“NOBODY’S PERFECT”: I realize none of you care, but I have spent the past five days watching every Christopher Bowman-related link on YouTube, so I have got to talk to someone about him. Internet to the rescue! Skip this post if you don’t care about skating.
What I find most striking is the fact that while he definitely earned his “Bowman the Showman” nickname, and would often interrupt more introspective programs to play to the judges or the audience, he’s as much an artist as an entertainer. His programs are often musical, sensitive, lyrical, and poignant. (The song “Maria” from West Side Story makes me want to punch puppies in the face, and yet he made a sublime, romantic purse from this saccharine sow’s ear.) He spends a lot of time on his knees on the ice; and where unmusical skaters often try to make flailing arms compensate for random footwork, Bowman’s feet and legs are usually where he really matches and carries the music. The replays here emphasize how lovely his jump exits often were, despite his struggles with the triple axel.
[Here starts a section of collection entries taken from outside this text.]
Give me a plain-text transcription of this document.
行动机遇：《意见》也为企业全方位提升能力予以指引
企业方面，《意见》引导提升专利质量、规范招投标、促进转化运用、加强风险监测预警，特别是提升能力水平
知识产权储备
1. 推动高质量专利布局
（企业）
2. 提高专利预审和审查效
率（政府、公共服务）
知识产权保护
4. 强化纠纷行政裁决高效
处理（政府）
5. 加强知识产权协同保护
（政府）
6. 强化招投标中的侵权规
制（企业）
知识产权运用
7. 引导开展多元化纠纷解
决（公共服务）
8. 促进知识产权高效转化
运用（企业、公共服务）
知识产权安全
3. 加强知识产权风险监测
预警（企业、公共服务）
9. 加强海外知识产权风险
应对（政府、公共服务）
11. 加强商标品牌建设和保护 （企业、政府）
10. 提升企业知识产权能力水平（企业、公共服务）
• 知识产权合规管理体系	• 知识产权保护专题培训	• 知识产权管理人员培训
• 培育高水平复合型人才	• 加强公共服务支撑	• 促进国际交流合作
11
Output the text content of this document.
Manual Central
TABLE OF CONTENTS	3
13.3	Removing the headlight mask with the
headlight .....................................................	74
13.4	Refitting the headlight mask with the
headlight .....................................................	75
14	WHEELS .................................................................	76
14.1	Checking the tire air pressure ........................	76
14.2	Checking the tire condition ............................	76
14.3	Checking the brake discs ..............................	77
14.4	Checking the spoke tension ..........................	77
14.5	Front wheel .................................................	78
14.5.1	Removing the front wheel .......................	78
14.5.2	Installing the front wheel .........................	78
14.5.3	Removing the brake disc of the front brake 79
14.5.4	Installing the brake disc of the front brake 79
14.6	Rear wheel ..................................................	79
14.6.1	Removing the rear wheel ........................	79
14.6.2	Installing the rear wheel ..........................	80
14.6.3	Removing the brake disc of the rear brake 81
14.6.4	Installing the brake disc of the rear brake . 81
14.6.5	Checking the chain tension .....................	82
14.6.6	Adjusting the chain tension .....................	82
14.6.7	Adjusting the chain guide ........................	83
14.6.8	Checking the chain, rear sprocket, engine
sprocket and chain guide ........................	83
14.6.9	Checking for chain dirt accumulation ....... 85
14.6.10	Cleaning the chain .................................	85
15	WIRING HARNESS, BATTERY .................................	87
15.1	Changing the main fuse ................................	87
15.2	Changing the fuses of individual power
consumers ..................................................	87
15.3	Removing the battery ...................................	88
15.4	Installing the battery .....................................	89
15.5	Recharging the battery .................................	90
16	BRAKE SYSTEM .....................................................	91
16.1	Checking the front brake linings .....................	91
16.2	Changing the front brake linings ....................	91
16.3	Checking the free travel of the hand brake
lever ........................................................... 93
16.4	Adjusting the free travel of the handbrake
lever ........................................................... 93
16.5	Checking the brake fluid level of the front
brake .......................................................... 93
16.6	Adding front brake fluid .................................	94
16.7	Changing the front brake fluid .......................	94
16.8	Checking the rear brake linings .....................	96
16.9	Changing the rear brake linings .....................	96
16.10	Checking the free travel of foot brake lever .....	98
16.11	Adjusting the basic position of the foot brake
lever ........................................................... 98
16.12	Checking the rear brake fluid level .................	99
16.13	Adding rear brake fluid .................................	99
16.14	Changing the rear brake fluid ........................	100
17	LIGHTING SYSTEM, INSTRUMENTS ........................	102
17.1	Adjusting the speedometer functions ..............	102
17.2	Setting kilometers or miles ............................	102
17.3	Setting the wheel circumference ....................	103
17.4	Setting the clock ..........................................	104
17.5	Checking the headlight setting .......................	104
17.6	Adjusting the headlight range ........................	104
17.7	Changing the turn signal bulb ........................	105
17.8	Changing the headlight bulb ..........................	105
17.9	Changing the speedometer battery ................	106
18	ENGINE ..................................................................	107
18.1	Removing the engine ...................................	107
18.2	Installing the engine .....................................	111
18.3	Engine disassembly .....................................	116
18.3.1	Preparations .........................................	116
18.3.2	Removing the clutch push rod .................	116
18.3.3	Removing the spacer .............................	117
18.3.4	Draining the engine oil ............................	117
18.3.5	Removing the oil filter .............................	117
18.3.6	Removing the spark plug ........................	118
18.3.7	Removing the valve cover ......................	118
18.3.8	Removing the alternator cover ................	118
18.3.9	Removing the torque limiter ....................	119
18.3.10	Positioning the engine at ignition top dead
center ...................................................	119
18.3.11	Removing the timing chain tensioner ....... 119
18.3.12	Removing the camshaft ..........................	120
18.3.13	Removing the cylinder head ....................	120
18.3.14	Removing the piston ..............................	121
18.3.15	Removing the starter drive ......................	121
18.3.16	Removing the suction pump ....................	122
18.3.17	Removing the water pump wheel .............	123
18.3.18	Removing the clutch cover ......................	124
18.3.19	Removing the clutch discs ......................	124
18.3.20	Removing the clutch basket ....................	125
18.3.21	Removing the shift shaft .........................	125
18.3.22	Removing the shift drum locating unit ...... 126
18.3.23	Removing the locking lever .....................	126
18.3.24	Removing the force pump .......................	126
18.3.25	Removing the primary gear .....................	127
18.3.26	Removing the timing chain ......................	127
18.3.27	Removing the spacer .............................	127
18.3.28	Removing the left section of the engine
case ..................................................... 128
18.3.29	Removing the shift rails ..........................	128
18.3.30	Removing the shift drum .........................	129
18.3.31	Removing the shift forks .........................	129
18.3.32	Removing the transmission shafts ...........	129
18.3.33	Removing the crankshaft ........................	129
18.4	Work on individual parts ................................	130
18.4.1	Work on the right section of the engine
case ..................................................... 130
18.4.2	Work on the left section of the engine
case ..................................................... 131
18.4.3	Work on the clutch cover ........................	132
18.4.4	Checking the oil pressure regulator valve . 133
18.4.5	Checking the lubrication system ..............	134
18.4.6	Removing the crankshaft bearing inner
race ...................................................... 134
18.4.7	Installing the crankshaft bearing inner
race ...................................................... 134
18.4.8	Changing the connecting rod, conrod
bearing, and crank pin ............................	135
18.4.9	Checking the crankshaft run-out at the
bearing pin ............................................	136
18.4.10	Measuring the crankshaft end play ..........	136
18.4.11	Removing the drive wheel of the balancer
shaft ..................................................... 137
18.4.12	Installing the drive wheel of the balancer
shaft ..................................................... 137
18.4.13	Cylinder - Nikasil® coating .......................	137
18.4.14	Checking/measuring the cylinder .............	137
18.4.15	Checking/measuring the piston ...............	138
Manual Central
The more you watch him, the more you understand why Toller Cranston might have viewed him as a possible kindred soul–despite how horribly that particular coach/skater relationship crashed and burned. Bowman shares with Cranston his uniqueness, his angular positions, his musicality, and his straight-up weirdness. He was never the innovator Cranston was, but his style is unmistakable whether he’s “going for Camera Six!” or doing a heartbreaking, introverted program (yeah, I saw the finger-gun; see above re: I don’t care if he interrupts himself to be awesome).
In the great “Brian Orser or Brian Boitano?” debate, I’m pretty sure my answer will always be Bowman. I hope he’s at peace now.